Combine cauliflower rice, squash, pepper and shallots. Season with salt and pepper, basil and garlic salt. Add the eggs and breadcrumbs and mix thoroughly. Taste to check if it needs more seasonings. Prep a greased cookie sheet, set oven to 350*. Make patties from the mixture and set on the cookie sheet. If the patties are not sticking together, add more breadcrumbs as they should remain stuck together. If it feels too dry add the 4th egg. Sprinkle a little paprika on each patty. Bake for 35-40 minutes or until bottoms are browned and no moisture is seeping out of the patties. Great to freeze and heat up!
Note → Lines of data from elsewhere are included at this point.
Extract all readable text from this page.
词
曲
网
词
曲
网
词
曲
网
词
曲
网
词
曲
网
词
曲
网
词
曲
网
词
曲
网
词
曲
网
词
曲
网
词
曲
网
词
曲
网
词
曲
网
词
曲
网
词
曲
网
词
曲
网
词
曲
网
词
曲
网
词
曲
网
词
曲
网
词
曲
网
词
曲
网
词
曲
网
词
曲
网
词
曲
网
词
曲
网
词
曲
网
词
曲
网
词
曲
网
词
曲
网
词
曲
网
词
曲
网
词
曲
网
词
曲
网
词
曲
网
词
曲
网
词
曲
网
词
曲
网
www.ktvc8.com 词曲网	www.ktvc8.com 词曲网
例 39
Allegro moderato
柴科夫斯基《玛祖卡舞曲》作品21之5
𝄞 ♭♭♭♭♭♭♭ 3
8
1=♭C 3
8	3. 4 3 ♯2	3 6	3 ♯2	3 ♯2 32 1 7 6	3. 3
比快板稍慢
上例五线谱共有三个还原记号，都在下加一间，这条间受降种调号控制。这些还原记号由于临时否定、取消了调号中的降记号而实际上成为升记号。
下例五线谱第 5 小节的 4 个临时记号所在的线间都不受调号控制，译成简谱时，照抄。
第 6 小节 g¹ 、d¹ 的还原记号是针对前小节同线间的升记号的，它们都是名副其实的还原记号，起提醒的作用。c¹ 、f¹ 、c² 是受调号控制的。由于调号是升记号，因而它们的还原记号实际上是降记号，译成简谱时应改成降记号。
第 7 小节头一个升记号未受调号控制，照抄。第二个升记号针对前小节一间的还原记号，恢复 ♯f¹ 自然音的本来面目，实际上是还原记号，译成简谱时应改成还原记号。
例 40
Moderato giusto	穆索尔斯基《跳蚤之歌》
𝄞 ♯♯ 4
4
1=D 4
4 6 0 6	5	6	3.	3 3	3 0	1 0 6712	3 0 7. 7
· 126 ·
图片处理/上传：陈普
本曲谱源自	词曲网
Moroccan Roasted Chicken and Veggies

-1 whole chicken

-Bag of baby carrots

-2 sweet potatoes, cubes

-2 parsnips, cubed

-1 onion, sliced

-Moroccan Seasoning (Shilling)

-1 can of chicken broth

-1 large roasting pan

Season chicken with a drizzle of oil, salt, pepper, garlic powder, Moroccan seasoning and paprika. Make sure the chicken appears it’s wearing a red coat with all the seasoned colors! Add the veggies to the pan, pour the broth on the veggies (not the chicken) along with the seasonings and roast for 2-21/2 hours or until chicken is done. Can remove veggies if they appear sooner. A Sephardic flavor!

ENJOY!

About Sandra Taradash
As a Baby Boomer Bubbe who still feels 18 but has four grand kids to prove this is the 21 Century, Sandra writes to leave a legacy for the next generations. Her belief that these precious kids need to know their cultural and family's past in order for them to live their future is all the muse she needs! She has a Master's Degree in Psychology and Cross Cultural studies, has written a family history, personal memoir and is completing her first novel. Her grandmother's journey to America and life is her source for her deep belief and love for Judaism.